Solving Balance Issues with A Differential Pressure Controller
/By Chad Edmondson
What are your options when unbalanced circuits in an existing hydronic system are creating comfort issues due to underflow or overflow through coils? We just spent the last twelve blogs describing the various methods for balancing a start-up system but do those same methods apply to existing systems and retrofits?
The short answer is yes; however, they aren’t always affordable or even practical. Try finding locations for automatic flow controllers or pressure independent control valves at every terminal unit in a 20-story office building and you’ll see what we mean. Fortunately, many of these problems can be addressed in stages, by installing adjustable differential pressure (DP) controllers on problem circuit(s).
What Does a DP Controller Do?
Pressure fluctuations are an inherent part of every hydronic HVAC system. If these pressure fluctuations are not addressed, they will most certainly create an imbalance in flow. This commonly occurs in large systems where one circuit, riser or wing of a building is located far away from the pump. As a result, distant coil(s) may be starved of flow under full load conditions, with the majority of the flow occurring at the nearby coils. Or, if flow limiters are installed on distant circuits, pumps may ramp back so much during low demand periods that the closest circuits get starved. In either case, you’ve got a problem.

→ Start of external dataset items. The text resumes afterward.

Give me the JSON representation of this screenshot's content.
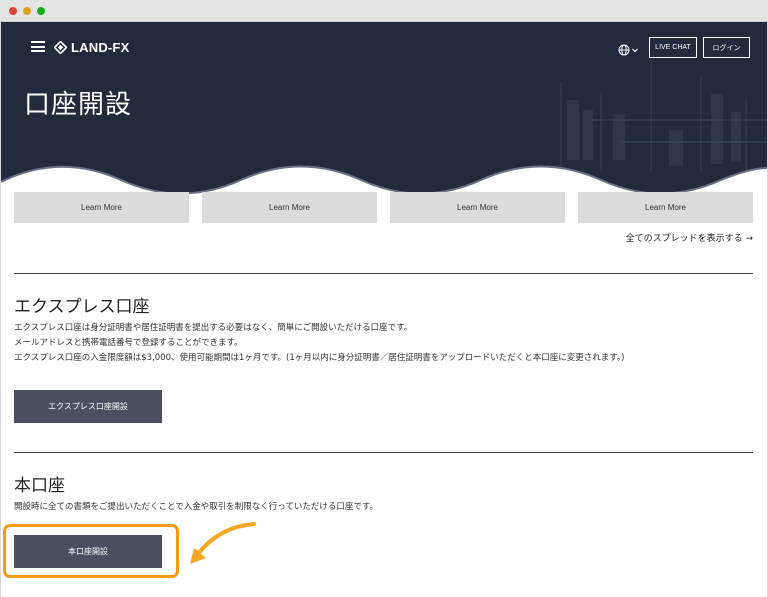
{
  "header": {
    "logo_text": "LAND-FX",
    "live_chat_label": "LIVE CHAT",
    "login_label": "ログイン"
  },
  "hero": {
    "title": "口座開設"
  },
  "learn_more": [
    "Learn More",
    "Learn More",
    "Learn More",
    "Learn More"
  ],
  "spread_link": "全てのスプレッドを表示する →",
  "express": {
    "title": "エクスプレス口座",
    "lines": [
      "エクスプレス口座は身分証明書や居住証明書を提出する必要はなく、簡単にご開設いただける口座です。",
      "メールアドレスと携帯電話番号で登録することができます。",
      "エクスプレス口座の入金限度額は$3,000、使用可能期間は1ヶ月です。(1ヶ月以内に身分証明書／居住証明書をアップロードいただくと本口座に変更されます。)"
    ],
    "button_label": "エクスプレス口座開設"
  },
  "real": {
    "title": "本口座",
    "line": "開設時に全ての書類をご提出いただくことで入金や取引を制限なく行っていただける口座です。",
    "button_label": "本口座開設"
  },
  "colors": {
    "hero_bg": "#232a3c",
    "button_dark": "#4a505f",
    "highlight": "#f39c12"
  },
  "icons": [
    "menu-icon",
    "logo-diamond-icon",
    "globe-icon",
    "chevron-down-icon",
    "arrow-right-icon"
  ]
}
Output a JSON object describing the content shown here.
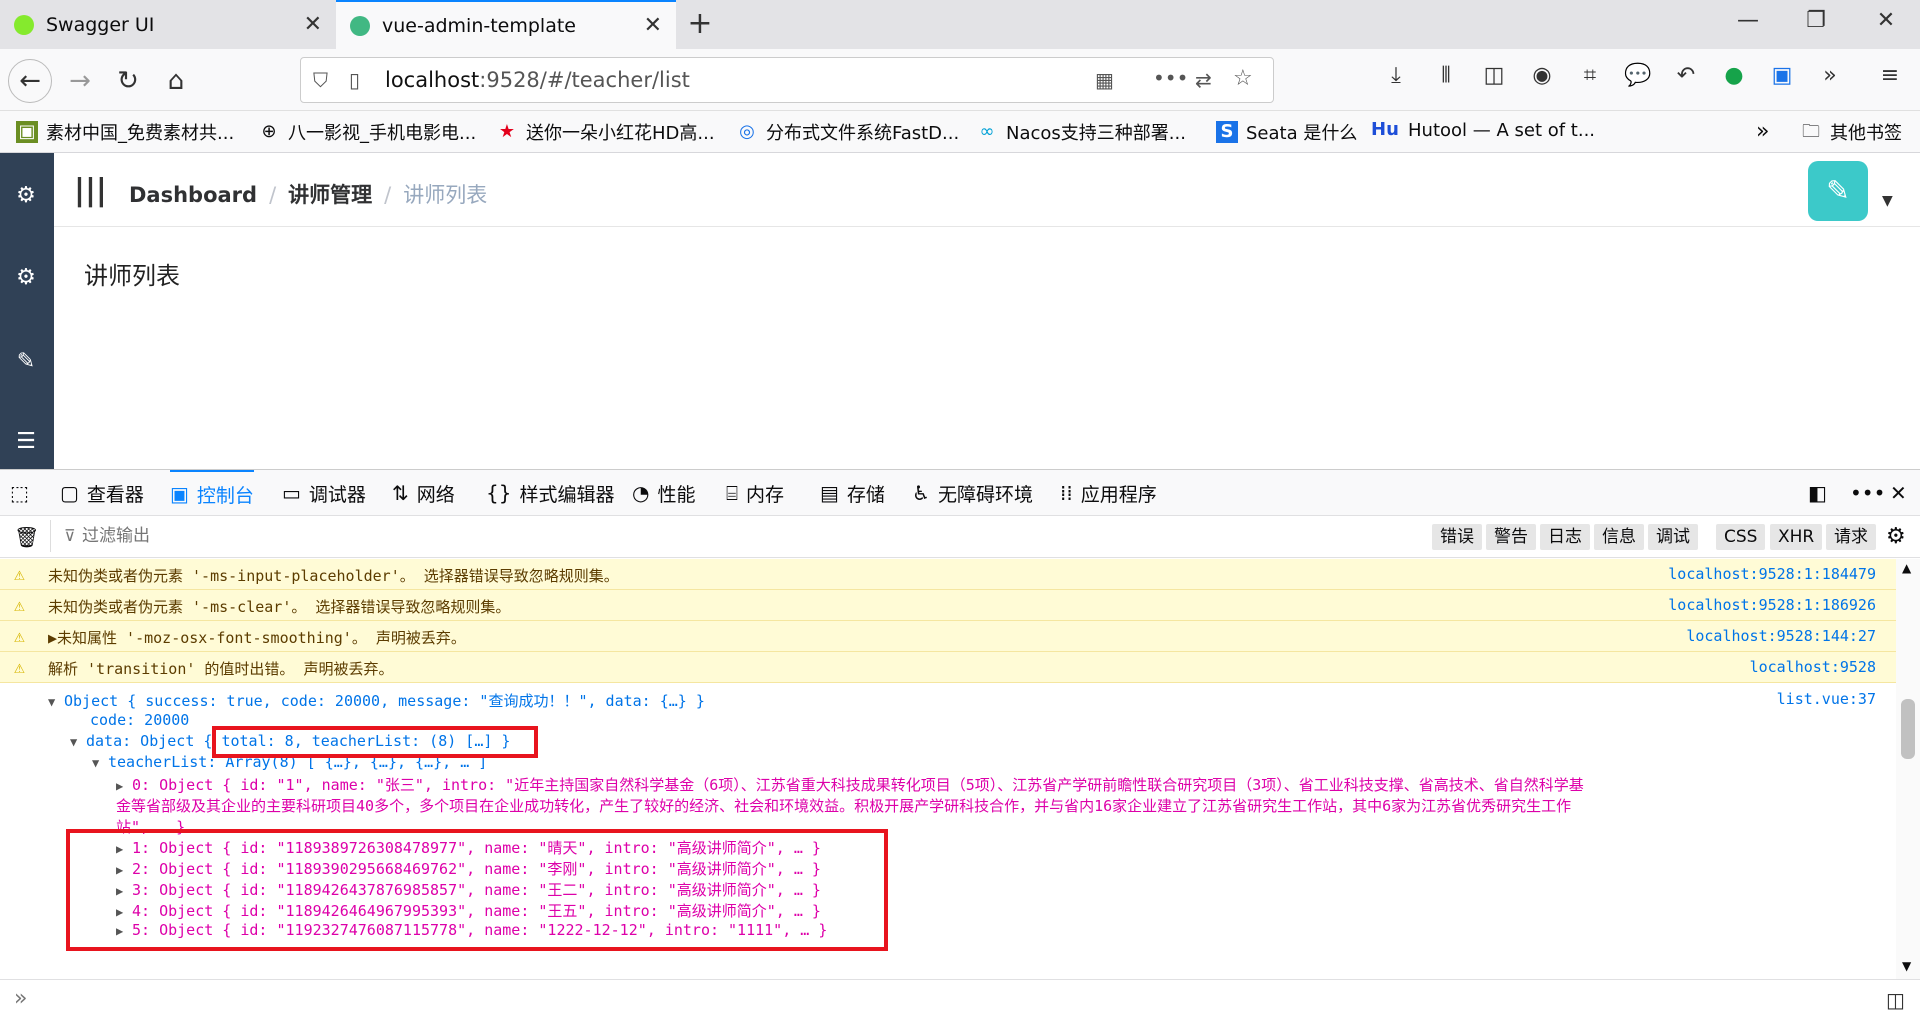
{
  "browser": {
    "tabs": [
      {
        "title": "Swagger UI",
        "color": "#85ea2d"
      },
      {
        "title": "vue-admin-template",
        "color": "#41b883"
      }
    ],
    "url_host": "localhost",
    "url_rest": ":9528/#/teacher/list"
  },
  "bookmarks": [
    {
      "icon": "image-icon",
      "label": "素材中国_免费素材共..."
    },
    {
      "icon": "globe-icon",
      "label": "八一影视_手机电影电..."
    },
    {
      "icon": "star-icon",
      "label": "送你一朵小红花HD高..."
    },
    {
      "icon": "fastdfs-icon",
      "label": "分布式文件系统FastD..."
    },
    {
      "icon": "nacos-icon",
      "label": "Nacos支持三种部署..."
    },
    {
      "icon": "seata-icon",
      "label": "Seata 是什么"
    },
    {
      "icon": "hutool-icon",
      "label": "Hutool — A set of t..."
    }
  ],
  "bookmarks_other": "其他书签",
  "app": {
    "breadcrumb": [
      "Dashboard",
      "讲师管理",
      "讲师列表"
    ],
    "page_title": "讲师列表"
  },
  "devtools": {
    "tabs": [
      "查看器",
      "控制台",
      "调试器",
      "网络",
      "样式编辑器",
      "性能",
      "内存",
      "存储",
      "无障碍环境",
      "应用程序"
    ],
    "active_tab": "控制台",
    "filter_placeholder": "过滤输出",
    "filters": [
      "错误",
      "警告",
      "日志",
      "信息",
      "调试",
      "CSS",
      "XHR",
      "请求"
    ],
    "warnings": [
      {
        "text": "未知伪类或者伪元素 '-ms-input-placeholder'。  选择器错误导致忽略规则集。",
        "loc": "localhost:9528:1:184479"
      },
      {
        "text": "未知伪类或者伪元素 '-ms-clear'。  选择器错误导致忽略规则集。",
        "loc": "localhost:9528:1:186926"
      },
      {
        "text": "▶未知属性 '-moz-osx-font-smoothing'。  声明被丢弃。",
        "loc": "localhost:9528:144:27"
      },
      {
        "text": "解析 'transition' 的值时出错。  声明被丢弃。",
        "loc": "localhost:9528"
      }
    ],
    "log_loc": "list.vue:37",
    "log": {
      "root": "Object { success: true, code: 20000, message: \"查询成功！！\", data: {…} }",
      "code": "code: 20000",
      "data_label": "data: Object ",
      "data_summary": "{ total: 8, teacherList: (8) […] }",
      "teacherList": "teacherList: Array(8) [ {…}, {…}, {…}, … ]",
      "item0_a": "0: Object { id: \"1\", name: \"张三\", intro: \"近年主持国家自然科学基金（6项）、江苏省重大科技成果转化项目（5项）、江苏省产学研前瞻性联合研究项目（3项）、省工业科技支撑、省高技术、省自然科学基",
      "item0_b": "金等省部级及其企业的主要科研项目40多个，多个项目在企业成功转化，产生了较好的经济、社会和环境效益。积极开展产学研科技合作，并与省内16家企业建立了江苏省研究生工作站，其中6家为江苏省优秀研究生工作",
      "item0_c": "站\", … }",
      "items": [
        "1: Object { id: \"1189389726308478977\", name: \"晴天\", intro: \"高级讲师简介\", … }",
        "2: Object { id: \"1189390295668469762\", name: \"李刚\", intro: \"高级讲师简介\", … }",
        "3: Object { id: \"1189426437876985857\", name: \"王二\", intro: \"高级讲师简介\", … }",
        "4: Object { id: \"1189426464967995393\", name: \"王五\", intro: \"高级讲师简介\", … }",
        "5: Object { id: \"1192327476087115778\", name: \"1222-12-12\", intro: \"1111\", … }"
      ]
    },
    "prompt": "»"
  }
}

DP controllers stabilize these pressure fluctuations and can be installed where they are needed with very little disruption to the system. They operate to maintain a constant differential pressure over the load (a branch of several fan coils, for example).
The DP controls the pressure between the controller itself and another point in the system from which the pressure is transmitted to the controller though a capillary tube. (Figure 1)
In a typical system, the DP controller would be installed on the return side of the circuit (most likely the one closest to the pump) and would be linked by a capillary tube back to a Venturi upstream of the coil(s). The DP controller absorbs excess differential pressure between the location where it is installed and the upstream location where the capillary pipe/tube is connected. This allows the differential pressure across the circuit load to remain constant so the control valves can effectively operate over their respective control range.
The beauty of this solution is that it allows for simple and systematic problem solving. One circuit can be fixed without disruption of other circuits because the installation of the DP controller and Venturi effectively isolates it from the other circuits.